It wasn’t more than a few years ago that “pain control” as a measure of patient satisfaction was still a broadly accepted metric of good medical care. As a result, false incentives were created that many would argue have artificially fueled the opioid epidemic in our country—as clinicians, we were encouraged to provide large supplies of opioid medications to ensure our patients were completely comfortable from their painful conditions under the misguided premise that, as long as pain was present, these medications would not be addictive. We now know that premise to be incorrect and we now find ourselves in the midst of our nation’s addiction epidemic that is showing few signs of slowing (1).
In an effort to stem the crisis, federal and state authorities, along with insurers and other payers, have enacted regulations that work at different points along the supply and demand continuum. One such strategy, met with some criticism (2), has been to restrict the duration of prescriptions for acute and chronic pain to three, five, and seven-day limits. But where do these time frames come from? As a clinician myself, I wanted to better understand these limits and explain their rationale here for our readers.
Factors Contributing to Long-Term Use
We now know that there is a solid body of evidence showing an increased risk of sustained opioid use after receiving an opioid prescription for an acute pain event in opioid naïve patients (3-9). Similarly, various studies have been able to identify risk factors for persistent use that “include preoperative pain, medical comorbidities, depression, a history of drug, alcohol, or tobacco use, lower socioeconomic status, and the use of benzodiazepines or antidepressants” (1, 3-8). Additionally, oversupply of opioids has been a significant problem. Studies have shown that “among those who abuse opioids, over 70 percent obtain opioids through diversion, and 40 to 50 percent receive the drug from family members or friends who have leftover pills” (9-11). It has also been shown that excessive opioid medications are both oversupplied and that most patients save leftover pills with inadequate rates of disposal (12-23). It seems reasonable, then, that some effort to restrict these supplies would be in order. But what is an appropriate initial supply?

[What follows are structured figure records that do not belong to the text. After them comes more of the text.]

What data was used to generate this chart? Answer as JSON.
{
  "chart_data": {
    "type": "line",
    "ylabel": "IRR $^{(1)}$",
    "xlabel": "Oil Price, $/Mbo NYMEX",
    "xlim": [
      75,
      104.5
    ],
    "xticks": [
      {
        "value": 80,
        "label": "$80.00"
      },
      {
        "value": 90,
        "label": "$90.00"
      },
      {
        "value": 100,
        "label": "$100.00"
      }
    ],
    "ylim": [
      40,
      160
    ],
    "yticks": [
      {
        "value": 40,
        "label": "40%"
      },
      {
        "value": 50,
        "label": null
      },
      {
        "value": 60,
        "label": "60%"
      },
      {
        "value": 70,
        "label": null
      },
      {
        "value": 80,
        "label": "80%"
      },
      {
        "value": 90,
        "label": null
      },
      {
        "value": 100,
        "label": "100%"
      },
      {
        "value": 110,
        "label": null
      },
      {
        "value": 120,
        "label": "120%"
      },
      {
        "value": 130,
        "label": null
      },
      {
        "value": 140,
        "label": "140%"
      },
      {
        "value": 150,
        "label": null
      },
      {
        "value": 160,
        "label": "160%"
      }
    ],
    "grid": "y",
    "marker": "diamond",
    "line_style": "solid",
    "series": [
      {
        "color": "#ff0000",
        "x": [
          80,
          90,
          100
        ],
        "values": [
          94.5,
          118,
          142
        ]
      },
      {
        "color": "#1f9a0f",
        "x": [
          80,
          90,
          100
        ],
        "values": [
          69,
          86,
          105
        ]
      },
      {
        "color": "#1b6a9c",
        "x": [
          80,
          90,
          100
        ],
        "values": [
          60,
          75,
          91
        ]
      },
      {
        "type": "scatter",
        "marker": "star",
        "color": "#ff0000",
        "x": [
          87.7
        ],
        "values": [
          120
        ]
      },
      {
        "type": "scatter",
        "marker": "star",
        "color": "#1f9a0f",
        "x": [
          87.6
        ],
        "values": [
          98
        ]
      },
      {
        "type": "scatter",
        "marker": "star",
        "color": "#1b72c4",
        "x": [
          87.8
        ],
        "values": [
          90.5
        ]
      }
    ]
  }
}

The Three and Five-Day Limits
In 2017, the U.S. Centers Disease Control and Prevention issued a seminal Morbidity and Mortality Weekly Report, “Characteristics of Initial Prescription Episodes and Likelihood of Long-Term Opioid Use, United States 2006-2015 (24). Looking at both the single and three-year likelihood of continuing opioid use, the CDC was able to identify risk factors for sustained use of these drugs. A second prescription or refill, 700 morphine milligram equivalent cumulative dose, and an initial 10 or 30-day supply were identified as statistically significant risks. Most importantly, however, they found that the likelihood of long-term use increases dramatically after days three and five.
Source: U.S. Centers for Disease Control
Thus, the three and five-day rules were born—they are a specific limit designed to minimize the risk for continuing use.
The Seven-Day Limits
The graph above notes a significant increase in the risk of continuing use at days 3, 5, and 30, but day 7 is relatively flat. The seven-day rule, as it turns out, was not derived from the 2017 acute pain guidelines, but from an older CDC document, Morbidity and Mortality Weekly Report, CDC Guideline for Prescribing Opioids for Chronic Pain—United States 2016 (25). In those recommendations, the CDC noted that some experts felt that a [range of three to seven days] was reasonable for the management of acute pain, but that a supply greater than seven days was too long. As a result, the CDC issued the guideline that pain management strategies beyond day seven required aggressive use of non-opioid analgesics, stronger clinician oversight, and use of strategies to taper continuing use. Based on those recommendations, the seven-day prescribing limit has now been integrated into the newer prescribing rules seen in federal, state, and payer policies.
The CDC guidelines above represent the best scientifically driven efforts to inform responsible opioid prescribing. What they do not, do, however, is address the difficulty that many patients have in accessing their physicians and pain management providers who can help guide them through a coherent pain management strategy. As the guidelines clearly illustrate, minimizing the risk for longer term opioid use requires a multifactorial approach that includes nonopioid analgesic measures as well as attention to the underlying socioeconomic issues that drive opioid utilization. Unfortunately, that is part of a much bigger discussion we are continuing to have in our country around access to affordable health care and one we will continue to struggle with for the foreseeable future.